Received September 3, 1993; revised manuscript received June 20, 1994; accepted for publication June 21, 1994

**Jama I. Barreh** *IBM RISC System/6000 Division, 11400 Burnet Road, Austin, Texas 78758 (JAMA at AUSVM6).* Mr. Barreh received B.S. and M.S. degrees in electrical engineering from the Illinois Institute of Technology in 1985 and 1987, respectively. In 1987 he joined IBM, initially working on the RISC System/6000 processor. He also worked on the instruction cache unit of the POWER2 processor. He is currently a Staff Engineer working on a memory controller for the PowerPC 620<sup>TM</sup>. Mr. Barreh has received an IBM First Invention Achievement Award.

Robert T. Golla IBM RISC System/6000 Division, 11400 Burnet Road, Austin, Texas 78758 (GOLLA at AUSVM6). Mr. Golla received his B.S. degree in electrical engineering from the University of Houston in 1986, and his M.S. degree, also in electrical engineering, from the University of Texas at Austin in 1990. He joined IBM in 1986 as a logic design engineer, and initially worked on the RISC System/6000 microprocessor. From 1989 to 1992, he acted as team leader on the instruction cache chip for the POWER2 microprocessor. Currently, Mr. Golla is a Staff Engineer working on the PowerPC 603<sup>TM</sup> microprocessor. He has received an IBM First Invention Achievement Award.

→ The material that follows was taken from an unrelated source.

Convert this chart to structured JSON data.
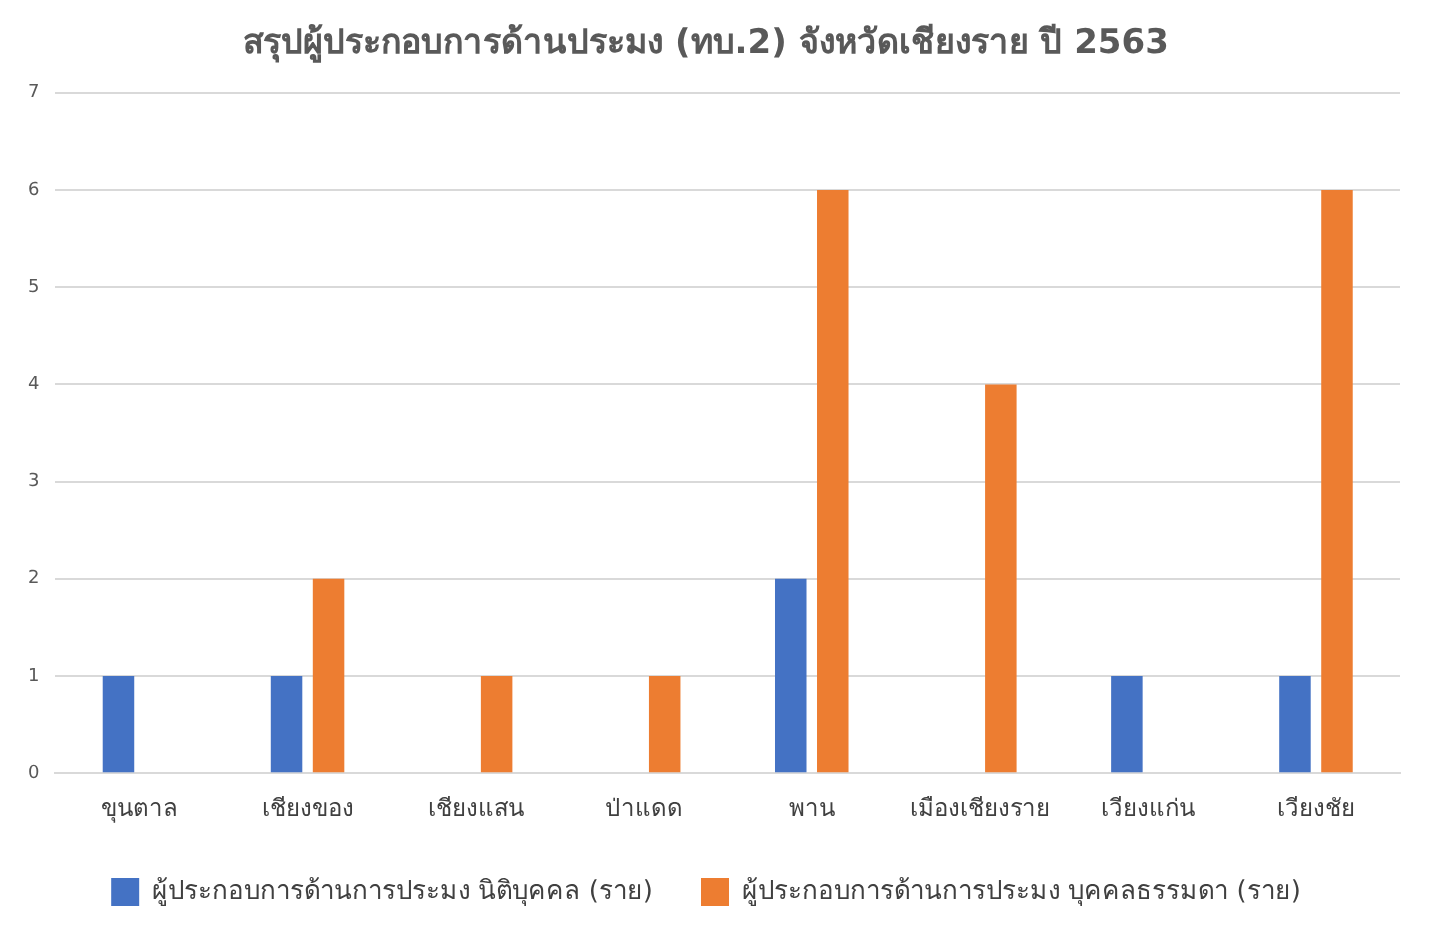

L. Baba Arimilli IBM RISC System/6000 Division, 11400 Burnet Road, Austin, Texas 78758 (BABA at AUSVM6). Mr. Arimilli received an M.S. degree in electrical engineering from Louisiana State University in 1986. He joined Texas Instruments' Semiconductor Division in 1986 in Houston, where he worked on VRAM design. In 1987 he joined IBM in Austin, where he currently works on high-end RISC processor designs. Mr. Arimilli has received an IBM Invention Achievement Award.

Paul J. Jordan *IBM RISC System*/6000 Division, 11400 Burnet Road, Austin, Texas 78758 (PJORDAN at AUSVM6). Mr. Jordan graduated cum laude from Rice University in May 1990 with a B.S. degree in electrical engineering. On joining IBM, he worked as an Associate Engineer on the instruction cache unit design team for the POWER2 processor during 1991 and 1992. He is currently a Senior Associate Engineer working in PowerPC<sup>™</sup> processor development.

PowerPC 620, PowerPC 603, and PowerPC are trademarks of International Business Machines Corporation.